The Bush administration has resisted sharp shifts in energy policy while Europe and Japan have accepted a climate treaty, the Kyoto Protocol, that includes binding deadlines for modest cuts in gas emissions. At international climate talks that end today in New Delhi, leaders of developing countries rejected limits on their fast-growing use of fossil fuels, saying rich countries should act first.

President Bush has called for more research, led by the Energy Department, on many of the technologies examined in the new analysis. But some energy and climate experts said the extent of the challenge would likely require far more focus and money than now exists.
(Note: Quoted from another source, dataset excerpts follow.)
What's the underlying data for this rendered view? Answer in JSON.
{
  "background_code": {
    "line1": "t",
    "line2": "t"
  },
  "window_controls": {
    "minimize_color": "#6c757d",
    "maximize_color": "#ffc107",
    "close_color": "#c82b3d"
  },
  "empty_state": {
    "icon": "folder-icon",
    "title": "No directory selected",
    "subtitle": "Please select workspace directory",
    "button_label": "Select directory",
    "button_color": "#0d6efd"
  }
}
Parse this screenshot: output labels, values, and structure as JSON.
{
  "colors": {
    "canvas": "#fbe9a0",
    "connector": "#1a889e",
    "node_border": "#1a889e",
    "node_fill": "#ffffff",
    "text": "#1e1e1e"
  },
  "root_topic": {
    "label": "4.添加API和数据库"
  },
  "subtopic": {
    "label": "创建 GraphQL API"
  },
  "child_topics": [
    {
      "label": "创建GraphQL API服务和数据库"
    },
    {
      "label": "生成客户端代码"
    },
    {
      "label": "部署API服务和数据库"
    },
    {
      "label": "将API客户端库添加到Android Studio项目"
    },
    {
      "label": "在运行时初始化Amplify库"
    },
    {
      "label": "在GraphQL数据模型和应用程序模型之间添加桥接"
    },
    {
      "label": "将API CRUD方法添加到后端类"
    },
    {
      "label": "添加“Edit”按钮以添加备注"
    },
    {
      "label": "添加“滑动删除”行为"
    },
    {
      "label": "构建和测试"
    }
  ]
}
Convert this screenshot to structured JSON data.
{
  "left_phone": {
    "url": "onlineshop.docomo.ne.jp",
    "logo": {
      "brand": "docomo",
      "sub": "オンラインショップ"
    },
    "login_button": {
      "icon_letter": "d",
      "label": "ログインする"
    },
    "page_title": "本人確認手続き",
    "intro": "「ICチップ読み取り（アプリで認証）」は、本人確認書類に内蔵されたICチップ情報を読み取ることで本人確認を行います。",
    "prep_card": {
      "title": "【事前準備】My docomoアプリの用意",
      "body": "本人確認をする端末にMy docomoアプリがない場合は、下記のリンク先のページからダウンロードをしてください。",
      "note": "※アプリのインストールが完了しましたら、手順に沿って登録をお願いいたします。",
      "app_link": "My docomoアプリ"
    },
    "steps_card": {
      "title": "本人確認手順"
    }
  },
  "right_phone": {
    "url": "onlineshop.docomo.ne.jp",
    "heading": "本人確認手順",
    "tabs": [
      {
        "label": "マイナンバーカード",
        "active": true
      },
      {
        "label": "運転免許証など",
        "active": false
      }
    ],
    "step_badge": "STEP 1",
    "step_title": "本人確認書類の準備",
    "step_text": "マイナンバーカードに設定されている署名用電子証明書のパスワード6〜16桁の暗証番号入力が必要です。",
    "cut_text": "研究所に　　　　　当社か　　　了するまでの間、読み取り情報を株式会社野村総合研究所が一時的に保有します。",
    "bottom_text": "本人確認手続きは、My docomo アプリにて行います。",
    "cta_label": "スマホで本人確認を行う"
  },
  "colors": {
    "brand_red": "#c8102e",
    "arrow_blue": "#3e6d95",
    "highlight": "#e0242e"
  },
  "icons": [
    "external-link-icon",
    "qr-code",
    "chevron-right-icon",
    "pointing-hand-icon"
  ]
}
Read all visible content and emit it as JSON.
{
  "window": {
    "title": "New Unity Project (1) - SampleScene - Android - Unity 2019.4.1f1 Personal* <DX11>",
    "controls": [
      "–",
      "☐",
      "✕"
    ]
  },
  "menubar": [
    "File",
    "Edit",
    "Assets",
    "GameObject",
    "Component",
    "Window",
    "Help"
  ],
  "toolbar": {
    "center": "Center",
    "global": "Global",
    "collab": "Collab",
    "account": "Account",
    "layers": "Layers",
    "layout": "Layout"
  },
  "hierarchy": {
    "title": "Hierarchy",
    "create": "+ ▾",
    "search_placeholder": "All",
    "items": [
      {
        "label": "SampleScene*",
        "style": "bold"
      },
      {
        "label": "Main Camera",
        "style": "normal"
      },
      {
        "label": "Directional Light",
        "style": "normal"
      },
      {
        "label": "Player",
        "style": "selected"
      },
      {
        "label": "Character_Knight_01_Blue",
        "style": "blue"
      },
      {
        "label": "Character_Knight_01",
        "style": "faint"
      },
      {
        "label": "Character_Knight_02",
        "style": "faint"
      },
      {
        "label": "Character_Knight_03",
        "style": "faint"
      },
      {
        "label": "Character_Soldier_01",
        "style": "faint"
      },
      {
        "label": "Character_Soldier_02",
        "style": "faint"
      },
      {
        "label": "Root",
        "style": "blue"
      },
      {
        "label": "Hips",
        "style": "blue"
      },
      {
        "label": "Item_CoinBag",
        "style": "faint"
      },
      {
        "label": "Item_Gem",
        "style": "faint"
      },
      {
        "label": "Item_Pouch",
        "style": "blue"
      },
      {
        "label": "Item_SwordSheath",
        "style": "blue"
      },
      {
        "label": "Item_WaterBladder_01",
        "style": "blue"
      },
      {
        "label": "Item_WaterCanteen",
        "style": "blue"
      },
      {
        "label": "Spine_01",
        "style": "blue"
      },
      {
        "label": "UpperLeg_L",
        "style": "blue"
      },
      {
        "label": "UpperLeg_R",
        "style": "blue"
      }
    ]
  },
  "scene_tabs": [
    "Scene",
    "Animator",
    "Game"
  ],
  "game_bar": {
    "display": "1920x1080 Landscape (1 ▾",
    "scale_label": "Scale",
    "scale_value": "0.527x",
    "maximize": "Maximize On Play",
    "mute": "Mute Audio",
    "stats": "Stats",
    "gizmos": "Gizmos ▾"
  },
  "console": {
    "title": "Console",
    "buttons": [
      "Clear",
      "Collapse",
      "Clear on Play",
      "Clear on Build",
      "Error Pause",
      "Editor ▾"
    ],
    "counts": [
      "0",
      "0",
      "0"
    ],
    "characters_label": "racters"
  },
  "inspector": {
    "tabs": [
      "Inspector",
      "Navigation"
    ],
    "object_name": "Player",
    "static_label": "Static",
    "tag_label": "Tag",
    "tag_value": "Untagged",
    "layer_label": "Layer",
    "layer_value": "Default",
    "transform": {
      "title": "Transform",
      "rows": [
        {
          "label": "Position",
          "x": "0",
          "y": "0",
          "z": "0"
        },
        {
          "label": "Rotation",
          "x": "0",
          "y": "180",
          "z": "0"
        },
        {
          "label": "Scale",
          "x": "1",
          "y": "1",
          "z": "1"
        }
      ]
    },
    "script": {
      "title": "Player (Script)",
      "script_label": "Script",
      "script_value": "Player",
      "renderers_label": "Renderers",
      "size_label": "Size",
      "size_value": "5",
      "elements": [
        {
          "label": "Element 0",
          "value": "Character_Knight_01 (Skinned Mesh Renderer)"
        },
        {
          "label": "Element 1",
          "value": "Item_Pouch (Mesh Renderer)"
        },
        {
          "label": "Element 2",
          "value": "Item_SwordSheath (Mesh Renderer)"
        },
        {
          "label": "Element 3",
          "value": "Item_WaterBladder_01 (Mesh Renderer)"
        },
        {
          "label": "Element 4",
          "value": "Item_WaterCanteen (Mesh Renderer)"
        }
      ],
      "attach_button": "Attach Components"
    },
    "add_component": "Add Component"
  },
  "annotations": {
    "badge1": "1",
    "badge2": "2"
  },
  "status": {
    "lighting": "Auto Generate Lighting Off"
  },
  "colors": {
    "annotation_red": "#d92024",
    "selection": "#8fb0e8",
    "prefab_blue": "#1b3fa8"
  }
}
Among the possibilities are space-based arrays of solar panels that might beam energy to earth using microwaves. The panel described various nuclear options, including the still-distant fusion option and new designs for fission-based power plants that might overcome limits on uranium and other fuels.

Planting forests, which absorb carbon dioxide, cannot possibly keep up with the anticipated growth in energy use as developing countries become industrialized and as global population rises toward nine billion or more, the panel said.

Some environmental campaigners criticized the study’s focus on still-distant technologies, saying it could distract from the need to do what is possible now to reduce emissions of warming gases.

"Techno-fixes are pipe dreams in many cases," said Kert Davies, research director for Greenpeace, which has been conducting a broad campaign against Exxon Mobil. "The real solution," he said, "is cutting the use of fossil fuels by any means necessary."